Where is the link for preorder?

https://intl-outdoor.com/emisar-d18-318650-14000lm-flashlight-p-939.html

https://intl-outdoor.com/emisar-d18-318650-14000lm-flashlight-p-939.html

Not good news regarding 95CRI 5000K leds. Is there any other led available with has 5000K 95CRI in will be good match for this FL?

Thank you

I think your best bet would be the Nichia 219C which has 5000k and 83CRI. I don’t think there’s anything with better CRI at 5000k?

Even the 219B at 4500k is 90CRI but once they eclipse 90+CRI they drop to 4000k

Does anybody know what the CRI is for the SST-20 5000K?

R9080 quality E21As are only rated for 90+ CRI, but they usually reach or surpass 95cri on measurements. Good luck using them on a FET driver though. There are 18 however, so that may help their cause.

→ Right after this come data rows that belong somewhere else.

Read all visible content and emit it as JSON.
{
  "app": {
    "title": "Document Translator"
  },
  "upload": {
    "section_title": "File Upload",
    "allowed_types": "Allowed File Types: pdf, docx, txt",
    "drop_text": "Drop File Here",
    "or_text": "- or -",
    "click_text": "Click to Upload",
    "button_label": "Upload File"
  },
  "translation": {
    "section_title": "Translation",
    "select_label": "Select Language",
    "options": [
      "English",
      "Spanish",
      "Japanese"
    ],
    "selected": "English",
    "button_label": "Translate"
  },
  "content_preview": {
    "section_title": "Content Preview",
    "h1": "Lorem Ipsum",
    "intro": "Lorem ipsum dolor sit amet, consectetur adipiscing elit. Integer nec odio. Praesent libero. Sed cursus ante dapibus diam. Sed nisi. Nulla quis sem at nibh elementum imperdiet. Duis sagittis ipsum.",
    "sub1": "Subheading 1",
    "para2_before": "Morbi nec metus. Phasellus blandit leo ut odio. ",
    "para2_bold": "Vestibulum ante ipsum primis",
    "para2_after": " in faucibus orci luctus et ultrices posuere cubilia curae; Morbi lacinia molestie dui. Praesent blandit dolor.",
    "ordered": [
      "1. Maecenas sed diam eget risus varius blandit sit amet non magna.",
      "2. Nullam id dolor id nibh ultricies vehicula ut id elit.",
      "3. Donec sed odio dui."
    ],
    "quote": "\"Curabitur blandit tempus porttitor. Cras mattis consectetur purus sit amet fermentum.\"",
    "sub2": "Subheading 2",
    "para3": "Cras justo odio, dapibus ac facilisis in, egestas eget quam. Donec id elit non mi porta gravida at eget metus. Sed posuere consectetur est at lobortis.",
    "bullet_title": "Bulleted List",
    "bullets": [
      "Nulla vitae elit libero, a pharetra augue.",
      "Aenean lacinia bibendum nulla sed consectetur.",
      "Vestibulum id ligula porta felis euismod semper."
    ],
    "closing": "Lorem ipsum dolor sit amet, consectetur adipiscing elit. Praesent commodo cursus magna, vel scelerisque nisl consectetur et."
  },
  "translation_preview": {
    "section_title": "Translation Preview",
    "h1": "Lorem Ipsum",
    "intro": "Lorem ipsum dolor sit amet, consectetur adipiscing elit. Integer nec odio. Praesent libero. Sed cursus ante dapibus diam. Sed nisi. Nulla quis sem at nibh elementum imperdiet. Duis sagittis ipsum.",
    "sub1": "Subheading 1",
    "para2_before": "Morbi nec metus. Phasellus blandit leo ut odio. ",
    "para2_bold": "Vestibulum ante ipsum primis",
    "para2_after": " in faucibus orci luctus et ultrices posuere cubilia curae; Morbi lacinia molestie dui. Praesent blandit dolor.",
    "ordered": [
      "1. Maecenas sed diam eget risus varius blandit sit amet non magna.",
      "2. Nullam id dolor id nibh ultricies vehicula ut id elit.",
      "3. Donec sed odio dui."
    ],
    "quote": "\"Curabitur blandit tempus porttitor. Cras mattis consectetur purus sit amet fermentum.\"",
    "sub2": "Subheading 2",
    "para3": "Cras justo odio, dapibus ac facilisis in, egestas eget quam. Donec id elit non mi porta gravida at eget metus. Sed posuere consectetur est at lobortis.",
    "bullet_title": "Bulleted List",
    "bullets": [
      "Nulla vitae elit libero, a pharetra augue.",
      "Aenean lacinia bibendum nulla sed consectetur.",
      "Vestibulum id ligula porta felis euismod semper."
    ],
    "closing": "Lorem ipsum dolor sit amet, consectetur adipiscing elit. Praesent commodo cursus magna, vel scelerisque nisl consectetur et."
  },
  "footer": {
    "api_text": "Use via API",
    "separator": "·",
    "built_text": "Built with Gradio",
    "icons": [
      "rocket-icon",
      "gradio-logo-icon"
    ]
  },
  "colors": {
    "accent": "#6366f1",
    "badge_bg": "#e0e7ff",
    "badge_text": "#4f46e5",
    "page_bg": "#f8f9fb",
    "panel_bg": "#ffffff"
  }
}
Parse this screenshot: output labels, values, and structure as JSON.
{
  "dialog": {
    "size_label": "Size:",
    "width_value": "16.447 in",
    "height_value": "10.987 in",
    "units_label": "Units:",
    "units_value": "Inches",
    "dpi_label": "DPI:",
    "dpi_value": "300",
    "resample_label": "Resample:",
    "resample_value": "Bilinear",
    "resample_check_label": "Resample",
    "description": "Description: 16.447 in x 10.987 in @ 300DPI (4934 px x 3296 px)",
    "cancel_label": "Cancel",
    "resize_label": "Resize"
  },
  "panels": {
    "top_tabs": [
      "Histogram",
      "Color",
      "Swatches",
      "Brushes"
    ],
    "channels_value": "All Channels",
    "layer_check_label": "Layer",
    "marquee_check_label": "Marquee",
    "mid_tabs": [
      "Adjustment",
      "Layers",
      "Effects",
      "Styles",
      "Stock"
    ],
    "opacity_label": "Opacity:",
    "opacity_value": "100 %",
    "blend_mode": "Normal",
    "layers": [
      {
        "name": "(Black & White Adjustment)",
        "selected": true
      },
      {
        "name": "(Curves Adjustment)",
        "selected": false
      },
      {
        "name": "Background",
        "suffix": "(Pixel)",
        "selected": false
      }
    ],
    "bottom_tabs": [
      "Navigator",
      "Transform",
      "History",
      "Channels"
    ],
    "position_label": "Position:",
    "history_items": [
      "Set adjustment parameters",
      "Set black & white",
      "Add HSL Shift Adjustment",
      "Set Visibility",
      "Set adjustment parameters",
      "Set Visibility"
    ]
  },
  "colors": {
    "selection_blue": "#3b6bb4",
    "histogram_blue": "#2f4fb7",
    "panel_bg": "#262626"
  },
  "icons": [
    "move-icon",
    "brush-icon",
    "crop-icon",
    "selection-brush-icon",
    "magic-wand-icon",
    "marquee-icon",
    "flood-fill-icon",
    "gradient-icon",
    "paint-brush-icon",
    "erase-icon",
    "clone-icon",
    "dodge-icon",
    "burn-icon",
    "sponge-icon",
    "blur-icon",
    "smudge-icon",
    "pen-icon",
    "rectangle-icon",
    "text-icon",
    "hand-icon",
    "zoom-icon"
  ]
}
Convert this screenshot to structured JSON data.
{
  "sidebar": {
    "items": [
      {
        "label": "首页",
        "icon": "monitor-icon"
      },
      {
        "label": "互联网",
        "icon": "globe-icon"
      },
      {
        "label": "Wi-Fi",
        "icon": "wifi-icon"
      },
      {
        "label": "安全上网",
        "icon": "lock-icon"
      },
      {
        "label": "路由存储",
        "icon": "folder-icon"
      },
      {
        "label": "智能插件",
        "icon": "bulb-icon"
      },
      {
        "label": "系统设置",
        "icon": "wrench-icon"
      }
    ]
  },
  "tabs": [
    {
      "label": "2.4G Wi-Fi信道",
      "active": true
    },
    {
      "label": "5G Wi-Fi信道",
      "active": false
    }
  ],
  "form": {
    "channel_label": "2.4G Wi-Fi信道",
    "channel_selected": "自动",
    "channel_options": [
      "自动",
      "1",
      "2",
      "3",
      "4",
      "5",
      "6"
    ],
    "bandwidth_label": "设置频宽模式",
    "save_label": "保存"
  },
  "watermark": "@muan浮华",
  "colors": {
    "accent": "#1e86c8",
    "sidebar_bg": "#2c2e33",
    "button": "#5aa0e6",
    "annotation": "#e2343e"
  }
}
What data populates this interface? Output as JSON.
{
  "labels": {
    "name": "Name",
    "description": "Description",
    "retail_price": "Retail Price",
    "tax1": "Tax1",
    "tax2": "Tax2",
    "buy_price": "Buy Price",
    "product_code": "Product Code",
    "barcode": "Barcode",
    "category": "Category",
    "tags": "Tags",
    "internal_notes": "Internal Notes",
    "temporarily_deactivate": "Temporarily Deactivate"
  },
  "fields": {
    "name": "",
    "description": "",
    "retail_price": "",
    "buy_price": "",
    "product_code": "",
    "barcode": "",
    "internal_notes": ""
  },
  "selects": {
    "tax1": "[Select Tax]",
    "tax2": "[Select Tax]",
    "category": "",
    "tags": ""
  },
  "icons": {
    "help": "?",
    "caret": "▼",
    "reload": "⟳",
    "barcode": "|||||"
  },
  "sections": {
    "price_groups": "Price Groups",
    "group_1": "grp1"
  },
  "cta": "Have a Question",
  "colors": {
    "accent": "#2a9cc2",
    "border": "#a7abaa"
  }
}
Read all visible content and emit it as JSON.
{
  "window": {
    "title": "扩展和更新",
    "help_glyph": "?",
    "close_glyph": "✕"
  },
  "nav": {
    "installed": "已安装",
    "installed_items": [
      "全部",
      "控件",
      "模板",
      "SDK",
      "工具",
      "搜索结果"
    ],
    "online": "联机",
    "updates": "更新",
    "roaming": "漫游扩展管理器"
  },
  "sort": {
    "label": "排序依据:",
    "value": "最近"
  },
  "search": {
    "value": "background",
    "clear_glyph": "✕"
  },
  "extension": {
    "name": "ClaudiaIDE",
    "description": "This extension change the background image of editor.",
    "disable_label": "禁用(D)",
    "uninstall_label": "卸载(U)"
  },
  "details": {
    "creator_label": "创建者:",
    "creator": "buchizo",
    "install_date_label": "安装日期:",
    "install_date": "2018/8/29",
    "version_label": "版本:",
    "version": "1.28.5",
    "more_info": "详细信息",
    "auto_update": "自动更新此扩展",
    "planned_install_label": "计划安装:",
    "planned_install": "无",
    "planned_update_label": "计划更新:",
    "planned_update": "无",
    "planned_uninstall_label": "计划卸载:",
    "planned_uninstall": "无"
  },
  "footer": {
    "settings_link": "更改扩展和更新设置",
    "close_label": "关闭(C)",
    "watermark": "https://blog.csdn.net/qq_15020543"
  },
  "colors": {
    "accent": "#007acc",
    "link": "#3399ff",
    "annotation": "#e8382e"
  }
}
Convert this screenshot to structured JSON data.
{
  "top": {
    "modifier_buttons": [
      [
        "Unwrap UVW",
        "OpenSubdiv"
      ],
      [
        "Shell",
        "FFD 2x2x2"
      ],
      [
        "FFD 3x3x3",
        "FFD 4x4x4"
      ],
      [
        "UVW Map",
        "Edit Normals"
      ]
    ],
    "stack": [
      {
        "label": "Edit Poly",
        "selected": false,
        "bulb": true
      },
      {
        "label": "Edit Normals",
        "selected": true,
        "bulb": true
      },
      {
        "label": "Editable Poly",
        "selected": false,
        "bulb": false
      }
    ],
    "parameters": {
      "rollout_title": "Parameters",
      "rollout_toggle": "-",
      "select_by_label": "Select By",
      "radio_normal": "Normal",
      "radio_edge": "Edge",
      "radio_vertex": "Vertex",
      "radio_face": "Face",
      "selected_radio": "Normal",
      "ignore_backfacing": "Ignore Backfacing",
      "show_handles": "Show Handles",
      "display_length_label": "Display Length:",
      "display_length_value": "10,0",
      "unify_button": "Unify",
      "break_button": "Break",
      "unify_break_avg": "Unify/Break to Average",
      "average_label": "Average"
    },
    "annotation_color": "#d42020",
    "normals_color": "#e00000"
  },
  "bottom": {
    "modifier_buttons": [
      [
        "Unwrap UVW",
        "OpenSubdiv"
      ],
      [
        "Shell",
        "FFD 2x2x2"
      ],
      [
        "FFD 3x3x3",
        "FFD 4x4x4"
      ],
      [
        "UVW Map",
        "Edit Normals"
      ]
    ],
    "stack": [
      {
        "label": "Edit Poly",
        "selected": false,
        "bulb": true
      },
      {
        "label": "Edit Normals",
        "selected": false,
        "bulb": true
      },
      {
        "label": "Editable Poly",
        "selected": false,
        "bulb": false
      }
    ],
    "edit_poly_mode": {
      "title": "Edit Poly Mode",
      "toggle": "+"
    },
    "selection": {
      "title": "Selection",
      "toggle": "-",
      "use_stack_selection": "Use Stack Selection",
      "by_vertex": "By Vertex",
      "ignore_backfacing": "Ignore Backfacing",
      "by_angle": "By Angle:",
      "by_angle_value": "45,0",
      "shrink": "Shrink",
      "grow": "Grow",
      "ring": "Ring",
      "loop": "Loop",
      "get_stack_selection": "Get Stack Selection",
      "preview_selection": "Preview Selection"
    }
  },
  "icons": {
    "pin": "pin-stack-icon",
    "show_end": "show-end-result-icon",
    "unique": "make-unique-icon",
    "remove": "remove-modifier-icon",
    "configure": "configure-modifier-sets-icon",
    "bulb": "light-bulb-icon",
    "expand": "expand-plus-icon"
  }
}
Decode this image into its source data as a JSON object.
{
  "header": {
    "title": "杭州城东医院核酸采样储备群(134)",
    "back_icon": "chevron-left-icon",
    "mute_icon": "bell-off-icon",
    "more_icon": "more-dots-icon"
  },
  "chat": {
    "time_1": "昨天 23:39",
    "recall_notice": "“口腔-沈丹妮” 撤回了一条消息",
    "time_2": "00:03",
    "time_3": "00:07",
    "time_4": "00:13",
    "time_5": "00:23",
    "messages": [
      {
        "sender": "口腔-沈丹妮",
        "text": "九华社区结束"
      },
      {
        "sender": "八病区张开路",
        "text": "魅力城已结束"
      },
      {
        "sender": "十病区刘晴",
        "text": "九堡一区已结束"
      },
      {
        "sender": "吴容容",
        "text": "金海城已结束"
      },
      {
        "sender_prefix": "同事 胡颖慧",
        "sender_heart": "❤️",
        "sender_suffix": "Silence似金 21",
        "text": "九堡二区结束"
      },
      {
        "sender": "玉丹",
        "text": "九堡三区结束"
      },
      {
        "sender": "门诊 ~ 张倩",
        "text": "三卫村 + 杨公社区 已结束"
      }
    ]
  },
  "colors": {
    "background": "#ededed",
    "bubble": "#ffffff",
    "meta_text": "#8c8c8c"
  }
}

65-70 I think. SST20 only comes in 95 cri up to 4000k.

To give people an idea what to expect for sustained output, here’s a runtime/output test. Full turbo is crazy-bright, and when it gets hot it does a smooth ramp down to about 30% power. After that it regulates to whatever temperature the user configured, which in my test worked out to around 2000-ish lumens. After the initial ramp-down, the changes aren’t really perceptible:

On a longer time scale, there was a bit of slow wobble… but not too bad. As it keeps searching for the ideal level, the fastest it moved was a few percent in almost a minute, which I wouldn’t even notice without a light meter.

Full power is definitely a “turbo” mode, not a sustainable “high” mode. It’ll generally ramp down in a minute or less, if you’re not using water cooling.

So it looks like only about 30 seconds (or even less) at full power?